Affective Filter Hypothesis: The hypothesis credited to Stephen Krashen, an expert in linguistics, that declares that a student’s anxiety, low self esteem, or lack of motivation can serve to cause a mental block preventing the successful acquisition of a second language. If the “affective filter” is lowered by creating a learning environment in which students are more motivated and suffer from less anxiety and low self esteem, the possibility of success in achieving SLA is greatly improved.

Computer Assisted Language Learning (CALL): A wide encompassing term that represents a methodology of language teaching and learning that involves the utilization of computer technology in assessment, reinforcement, interaction, communication, and presentation.

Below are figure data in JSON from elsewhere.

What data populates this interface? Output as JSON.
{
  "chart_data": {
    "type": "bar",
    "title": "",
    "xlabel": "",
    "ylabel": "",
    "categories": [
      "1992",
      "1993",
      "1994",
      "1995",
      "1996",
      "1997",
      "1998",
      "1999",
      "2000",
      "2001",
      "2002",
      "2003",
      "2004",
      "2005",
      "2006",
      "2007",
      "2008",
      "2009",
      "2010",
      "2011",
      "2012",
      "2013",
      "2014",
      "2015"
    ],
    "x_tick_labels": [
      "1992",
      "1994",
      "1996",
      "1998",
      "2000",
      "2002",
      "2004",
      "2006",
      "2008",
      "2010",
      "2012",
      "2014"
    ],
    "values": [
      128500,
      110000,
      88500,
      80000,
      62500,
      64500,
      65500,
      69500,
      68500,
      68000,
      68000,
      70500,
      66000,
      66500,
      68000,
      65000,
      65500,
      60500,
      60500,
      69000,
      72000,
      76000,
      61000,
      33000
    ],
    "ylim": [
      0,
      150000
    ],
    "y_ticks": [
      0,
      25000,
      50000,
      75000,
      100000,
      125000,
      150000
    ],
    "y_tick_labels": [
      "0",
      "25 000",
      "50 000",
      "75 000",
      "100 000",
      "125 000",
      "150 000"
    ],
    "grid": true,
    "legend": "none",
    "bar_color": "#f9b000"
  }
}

Second Language Acquisition (SLA): The process by which people learn languages in addition to their native language(s). The term second language is used to describe any language whose acquisition starts after early childhood (including what may be the third or subsequent language learned). The language to be learned is often referred to as the “target language” or “L2”, compared to the first language, “L1”. Second language acquisition may be abbreviated “SLA”, or L2A, for “L2 acquisition”.Synchronous Course: A course that meets for regularly scheduled class meeting times

Asynchronous Course: A course that does not typically meet for regularly scheduled class meeting times and is available any time, any place and at any pace. This allows students to participate from any location. These courses generally make use of the Internet, CD-ROM, independent study, or a combination thereof. Students access the course material from a course web site or a course management system.